Mort Sahl was a defining force in the history of intellectual stand-up comedy.
Sahl was born in 1927 in Montreal and later moved to Los Angeles with his family where, for the most part, he stayed. Those comedians who followed in his footsteps, most notably Woody Allen and Lenny Bruce, were based in New York City but Sahl despised the town, saying (among other things)
"Vernon Duke wrote a song called 'Autumn in New York' but had obviously not spent the preceeding summer there." 1.
It was Sahl's girlfriend's idea that he should try a standup routine, and suggested
The Hungry i
(the "i" stood for "intellectual") in San Francisco. she said "The audiences are all intellects, which means if they understand you, great, and if they don't, they will never admit it..." 2.
Intellects or not, Sahl's audiences initially had problems with his brand of humor - he didn't do one-liners or routines, he was a satirist. He generally went onstage with a newspaper tucked under his arm and "talked intelligently about pseudo-political events." 3.
He said that during his routines "nobody was laughing - it was a new kind of comedy I'd invented." 3.
He did something amazing - he assumed his audiences were as intelligent as he was and didn't resort to condescension or low humor. Not that there's anything
with that, but it just wasn't his thing.
Sahl didn't really have a script - he had some things he wanted to talk about and his trusty newspaper for reference (and also for hiding gag reminders) but his cadence and inflection were completely off the cuff. He didn't sound like a contemporary comic; he was informal, as if his audience were gathered in his living-room.
One of his most startling aspects was his complete and utter irreverence. He openly attacked political figures (including the president, an action completely unheard of in the 50's and 60's) celebrities and the like. "Sahl was labelled 'Will Rogers with fangs.' Rogers used to say 'I never met a man I didn't like.' Mort challenged, 'Is there any group I haven't offended?'" 2.
John F. Kennedy's assassination in 1963 hit Sahl extremely hard - he was a huge supporter of the late president (despite his attacks on him) and was a vocal proponent of the conspiracy theory. Interest in him declined. His income rapidly dropped to 5% of what it was, from $400,000 a year to $19,000. But things were looking up, for him anyway: The Vietnam War brought his kind of political satire back into fashion.
In the 80's his career slowly shifted to Hollywood - he moonlighted (moonlit?) as a screenwriter, working on such films as the remake of Sabrina, Nobody's Fool, and Regarding Henry, although he never recieved official credit. Sahl opened a successful one-man Broadway show in 1988 as well as the astounding "Mort Sahl's America" in 1997, the second half of which was a conversation with Senator Eugene McCarthy.

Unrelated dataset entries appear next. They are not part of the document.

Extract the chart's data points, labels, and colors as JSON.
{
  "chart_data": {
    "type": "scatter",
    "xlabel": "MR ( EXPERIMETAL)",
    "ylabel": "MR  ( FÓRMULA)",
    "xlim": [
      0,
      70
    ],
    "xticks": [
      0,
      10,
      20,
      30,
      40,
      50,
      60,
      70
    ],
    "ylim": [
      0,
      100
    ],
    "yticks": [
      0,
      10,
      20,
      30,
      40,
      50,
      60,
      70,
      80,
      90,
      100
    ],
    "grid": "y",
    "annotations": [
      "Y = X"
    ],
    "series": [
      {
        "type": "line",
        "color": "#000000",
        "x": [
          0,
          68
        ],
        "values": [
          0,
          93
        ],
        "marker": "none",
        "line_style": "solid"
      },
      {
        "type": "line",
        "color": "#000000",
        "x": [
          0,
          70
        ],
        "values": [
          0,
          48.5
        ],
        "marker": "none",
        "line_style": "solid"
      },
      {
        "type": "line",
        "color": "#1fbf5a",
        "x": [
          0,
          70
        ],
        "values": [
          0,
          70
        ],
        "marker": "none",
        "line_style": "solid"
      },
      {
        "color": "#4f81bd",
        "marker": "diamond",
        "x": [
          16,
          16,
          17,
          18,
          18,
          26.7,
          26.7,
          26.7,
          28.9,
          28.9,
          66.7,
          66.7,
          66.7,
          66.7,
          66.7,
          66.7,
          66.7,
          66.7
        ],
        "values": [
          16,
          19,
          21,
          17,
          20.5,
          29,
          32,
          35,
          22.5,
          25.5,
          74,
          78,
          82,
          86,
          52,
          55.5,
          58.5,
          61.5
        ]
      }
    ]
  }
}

As far as I can tell, Sahl still lives in Los Angeles and is working towards offending the entire world.
1. "Mort Sahl at 'The Hungry i'"
3. "Mort Sahl's America"
"If anybody comes up to you and says 'My kid is a conservative -- why is that' you say, 'remember in the 60's when we told you if you kept using drugs your kids would be mutants?'"
"Washington couldn't tell a lie, Nixon couldn't tell the truth, and Reagan couldn't tell the difference."
"Most people past college age are not atheists. It's too hard to be in society, for one thing. Because you don't get any days off. And if you're an agnostic you don't know whether you get them off or not."
"I took a course at Cal once called Statistical Analysis. And there was a guy in the course who used to make up all his computations and he never used Sigma. He used his own initials. 'Cause he was the standard deviation."
"Liberals feel unworthy of their possessions. Conservatives feel they deserve everything they've stolen."
"He was wearing a velvet shirt open to the navel. And he didn't have one. Which is either a show business gimmick, or the ultimate rejection of mother."
On his fans' reaction to his Kennedy Jokes: "We thought (Kennedy's election) was what you wanted." His salty response: "You didn't have to do it for me!"
Information on when Sahl's albums were published is hard to come by and often contradictory. I have omitted albums that he merely appeared on and focused on his own recordings. If anyone has any info on these that I might be wrong on please /msg me. My thanks to Google Answers, www.mortsahl.com and the All Music Guide.
- MORT SAHL AT SUNSET (Fantasy 7005) 1955
- THE FUTURE LIES AHEAD (Verve MGV 150002) 1958
- LOOK FORWARD IN ANGER (Verve MGV 150004) 1960
- A WAY OF LIFE (Verve MGV 150006) 1960
- AT THE HUNGRY I (Verve MGVS 15012) 1960
- THE NEXT PRESIDENT (Verve MGVS 615021) 1961
- THE NEW FRONTIER (Reprise R 5002) 1961
- ON RELATIONSHIPS (Reprise R 5003) 196?
- THE AGE OF ANXIETY (Radiola MR 1151) 197?